Before the Welfare State

A number of churches we have visited have monuments or plaques that record acts of great generosity. Parishioners who made money, often as merchants in London, seem to have remembered their humble origins and left bequests to the poor. Here are three examples.

The first is a simple plaque to the memory of Mr John Brown, of Barrowden in Rutland, who left rents from a property in Hammersmith, London, for blankets to be given to the poor of Barrowden every New Years Day.

According to Kelly's Directory of Rutland for 1928, the Charity Commissioners in 1908 agreed that the money, then half the rent, or £50, could be applied more generally to the relief of the sick, poor and needy. 'The Leicestershire & Rutland Village Book', compiled by the Leicestershire & Rutland Federation of Women's Institutes, records that the relief was distributed monthly as free groceries to elderly residents, in the 1990's at least, by the village shop and post office.
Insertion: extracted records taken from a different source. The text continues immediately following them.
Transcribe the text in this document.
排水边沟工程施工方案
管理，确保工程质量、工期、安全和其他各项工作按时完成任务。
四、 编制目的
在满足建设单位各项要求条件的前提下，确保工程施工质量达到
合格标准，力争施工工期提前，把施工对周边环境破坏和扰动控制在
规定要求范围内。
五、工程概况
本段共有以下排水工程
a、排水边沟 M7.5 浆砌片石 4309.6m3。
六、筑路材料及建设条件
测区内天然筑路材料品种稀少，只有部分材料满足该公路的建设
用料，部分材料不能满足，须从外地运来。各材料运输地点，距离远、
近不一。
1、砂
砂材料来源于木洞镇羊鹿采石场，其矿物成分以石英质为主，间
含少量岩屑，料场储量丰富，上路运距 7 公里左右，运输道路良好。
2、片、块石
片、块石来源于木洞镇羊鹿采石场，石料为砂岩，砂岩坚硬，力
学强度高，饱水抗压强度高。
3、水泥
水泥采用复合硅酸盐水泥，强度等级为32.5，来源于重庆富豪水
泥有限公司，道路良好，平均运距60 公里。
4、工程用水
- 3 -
Barrowden church, St Peter's,  is a listed building, grade II*. Its spire is a "broach", fitting the corners of the tower without a parapet.
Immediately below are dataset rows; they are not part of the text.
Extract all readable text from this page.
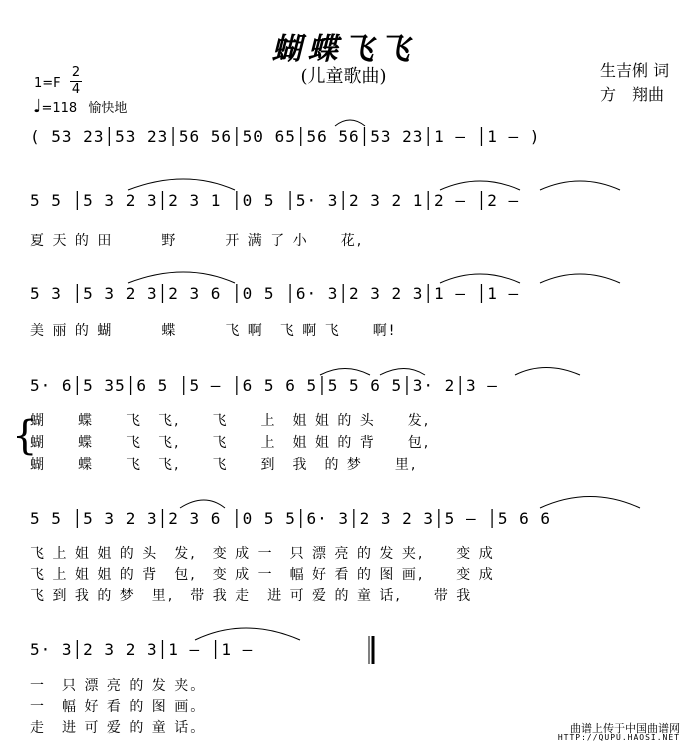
蝴蝶飞飞
(儿童歌曲)	生吉俐 词
方　翔曲
1=F
2
4
♩=118 愉快地
( 53 23│53 23│56 56│50 65│56 56│53 23│1 – │1 – )
5 5 │5 3 2 3│2 3 1 │0 5 │5· 3│2 3 2 1│2 – │2 –
夏 天 的 田　　　野　　　开 满 了 小　　花,
5 3 │5 3 2 3│2 3 6 │0 5 │6· 3│2 3 2 3│1 – │1 –
美 丽 的 蝴　　　蝶　　　飞 啊　飞 啊 飞　　啊!
5· 6│5 35│6 5 │5 – │6 5 6 5│5 5 6 5│3· 2│3 –
{
蝴　　蝶　　飞　飞,　　飞　　上　姐 姐 的 头　　发,
蝴　　蝶　　飞　飞,　　飞　　上　姐 姐 的 背　　包,
蝴　　蝶　　飞　飞,　　飞　　到　我　的 梦　　里,
5 5 │5 3 2 3│2 3 6 │0 5 5│6· 3│2 3 2 3│5 – │5 6 6
飞 上 姐 姐 的 头　发,　变 成 一　只 漂 亮 的 发 夹,　　变 成
飞 上 姐 姐 的 背　包,　变 成 一　幅 好 看 的 图 画,　　变 成
飞 到 我 的 梦　里,　带 我 走　进 可 爱 的 童 话,　　带 我
5· 3│2 3 2 3│1 – │1 –
一　只 漂 亮 的 发 夹。
一　幅 好 看 的 图 画。
走　进 可 爱 的 童 话。	曲谱上传于中国曲谱网
HTTP://QUPU.HAOSI.NET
In Billingborough, Lincolnshire, Thomas Buckberry left £100 in 1827 to be invested in Government securities. The dividends were to be used to purchase bread, to be distributed to the poorest persons in the parish after divine service on the first sunday of the months of November, December, January, February and March "for ever."
To qualify for the bread, regular attendance at divine service was necessary and the vicar and churchwardens were to use their discretion in deciding who was most proper to receive it. The executors had to fix or erect a shelf for the bread and a stone in a conspicuous place which stated the nature of the bequest.  Conspicuous, yes, but not that easy to read!

Billingborough is on the edge of The Fens and the church's imposing 150ft high spire, with its delicate flying buttresses, is prominent for miles around. St Andrew's is listed grade I.
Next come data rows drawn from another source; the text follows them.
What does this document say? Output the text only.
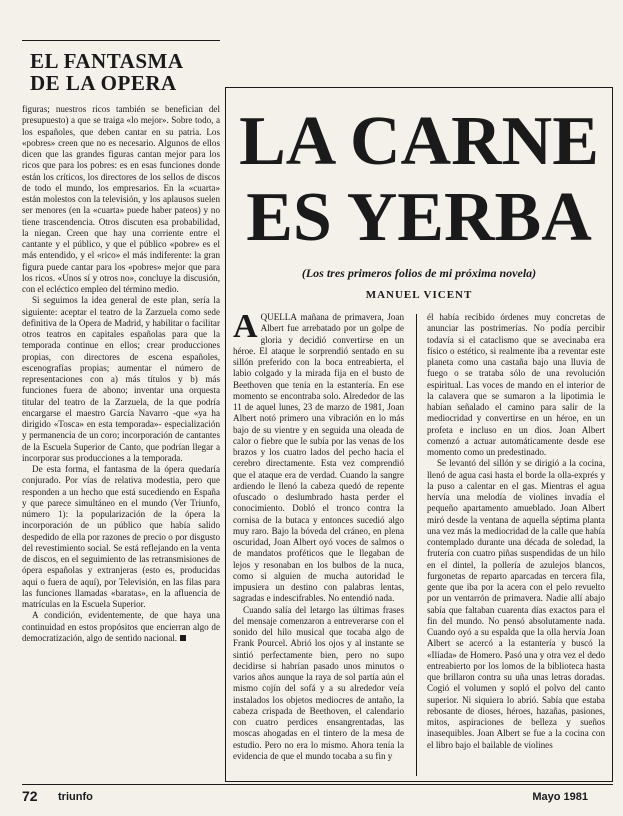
EL FANTASMA
DE LA OPERA

figuras; nuestros ricos también se benefician del presupuesto) a que se traiga «lo mejor». Sobre todo, a los españoles, que deben cantar en su patria. Los «pobres» creen que no es necesario. Algunos de ellos dicen que las grandes figuras cantan mejor para los ricos que para los pobres: es en esas funciones donde están los críticos, los directores de los sellos de discos de todo el mundo, los empresarios. En la «cuarta» están molestos con la televisión, y los aplausos suelen ser menores (en la «cuarta» puede haber pateos) y no tiene trascendencia. Otros discuten esa probabilidad, la niegan. Creen que hay una corriente entre el cantante y el público, y que el público «pobre» es el más entendido, y el «rico» el más indiferente: la gran figura puede cantar para los «pobres» mejor que para los ricos. «Unos sí y otros no», concluye la discusión, con el ecléctico empleo del término medio.

Si seguimos la idea general de este plan, sería la siguiente: aceptar el teatro de la Zarzuela como sede definitiva de la Opera de Madrid, y habilitar o facilitar otros teatros en capitales españolas para que la temporada continue en ellos; crear producciones propias, con directores de escena españoles, escenografías propias; aumentar el número de representaciones con a) más títulos y b) más funciones fuera de abono; inventar una orquesta titular del teatro de la Zarzuela, de la que podría encargarse el maestro García Navarro -que «ya ha dirigido «Tosca» en esta temporada»- especialización y permanencia de un coro; incorporación de cantantes de la Escuela Superior de Canto, que podrían llegar a incorporar sus producciones a la temporada.

De esta forma, el fantasma de la ópera quedaría conjurado. Por vías de relativa modestia, pero que responden a un hecho que está sucediendo en España y que parece simultáneo en el mundo (Ver Triunfo, número 1): la popularización de la ópera la incorporación de un público que había salido despedido de ella por razones de precio o por disgusto del revestimiento social. Se está reflejando en la venta de discos, en el seguimiento de las retransmisiones de ópera españolas y extranjeras (esto es, producidas aquí o fuera de aquí), por Televisión, en las filas para las funciones llamadas «baratas», en la afluencia de matrículas en la Escuela Superior.

A condición, evidentemente, de que haya una continuidad en estos propósitos que encierran algo de democratización, algo de sentido nacional.

LA CARNE
ES YERBA
(Los tres primeros folios de mi próxima novela)
MANUEL VICENT

AQUELLA mañana de primavera, Joan Albert fue arrebatado por un golpe de gloria y decidió convertirse en un héroe. El ataque le sorprendió sentado en su sillón preferido con la boca entreabierta, el labio colgado y la mirada fija en el busto de Beethoven que tenía en la estantería. En ese momento se encontraba solo. Alrededor de las 11 de aquel lunes, 23 de marzo de 1981, Joan Albert notó primero una vibración en lo más bajo de su vientre y en seguida una oleada de calor o fiebre que le subía por las venas de los brazos y los cuatro lados del pecho hacia el cerebro directamente. Esta vez comprendió que el ataque era de verdad. Cuando la sangre ardiendo le llenó la cabeza quedó de repente ofuscado o deslumbrado hasta perder el conocimiento. Dobló el tronco contra la cornisa de la butaca y entonces sucedió algo muy raro. Bajo la bóveda del cráneo, en plena oscuridad, Joan Albert oyó voces de salmos o de mandatos proféticos que le llegaban de lejos y resonaban en los bulbos de la nuca, como si alguien de mucha autoridad le impusiera un destino con palabras lentas, sagradas e indescifrables. No entendió nada.

Cuando salía del letargo las últimas frases del mensaje comenzaron a entreverarse con el sonido del hilo musical que tocaba algo de Frank Pourcel. Abrió los ojos y al instante se sintió perfectamente bien, pero no supo decidirse si habrían pasado unos minutos o varios años aunque la raya de sol partía aún el mismo cojín del sofá y a su alrededor veía instalados los objetos mediocres de antaño, la cabeza crispada de Beethoven, el calendario con cuatro perdices ensangrentadas, las moscas ahogadas en el tintero de la mesa de estudio. Pero no era lo mismo. Ahora tenía la evidencia de que el mundo tocaba a su fin y

él había recibido órdenes muy concretas de anunciar las postrimerías. No podía percibir todavía si el cataclismo que se avecinaba era físico o estético, si realmente iba a reventar este planeta como una castaña bajo una lluvia de fuego o se trataba sólo de una revolución espiritual. Las voces de mando en el interior de la calavera que se sumaron a la lipotimia le habían señalado el camino para salir de la mediocridad y convertirse en un héroe, en un profeta e incluso en un dios. Joan Albert comenzó a actuar automáticamente desde ese momento como un predestinado.

Se levantó del sillón y se dirigió a la cocina, llenó de agua casi hasta el borde la olla-exprés y la puso a calentar en el gas. Mientras el agua hervía una melodía de violines invadía el pequeño apartamento amueblado. Joan Albert miró desde la ventana de aquella séptima planta una vez más la mediocridad de la calle que había contemplado durante una década de soledad, la frutería con cuatro piñas suspendidas de un hilo en el dintel, la pollería de azulejos blancos, furgonetas de reparto aparcadas en tercera fila, gente que iba por la acera con el pelo revuelto por un ventarrón de primavera. Nadie allí abajo sabía que faltaban cuarenta días exactos para el fin del mundo. No pensó absolutamente nada. Cuando oyó a su espalda que la olla hervía Joan Albert se acercó a la estantería y buscó la «Ilíada» de Homero. Pasó una y otra vez el dedo entreabierto por los lomos de la biblioteca hasta que brillaron contra su uña unas letras doradas. Cogió el volumen y sopló el polvo del canto superior. Ni siquiera lo abrió. Sabía que estaba rebosante de dioses, héroes, hazañas, pasiones, mitos, aspiraciones de belleza y sueños inasequibles. Joan Albert se fue a la cocina con el libro bajo el bailable de violines

72 triunfo	Mayo 1981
The most generous bequest we have seen so far is that of Rev William Dodwell to the parishioners of Welby, near Grantham in Lincolnshire (and Stoke Rochford, where he was also rector). He left the income from £1608, 11 shillings and 6 pence, held in 3% annuities - that's £106,000 in today's money. His executors were to ensure that £15 a year was available for the education of 12 poor boys and girls between the ages of 6 and 12; £10 for one or more apprenticeships for a useful trade or service and the residue for money, clothes, bedding, coals or other fuels for the "deserving poor". According to the records of the Charity Commission, the charity was still paying out £360 in 2010. (All historical info courtesy of Google).

The church, St Bartholomew's,  is a gem of a grade I listed building and was open when we visited.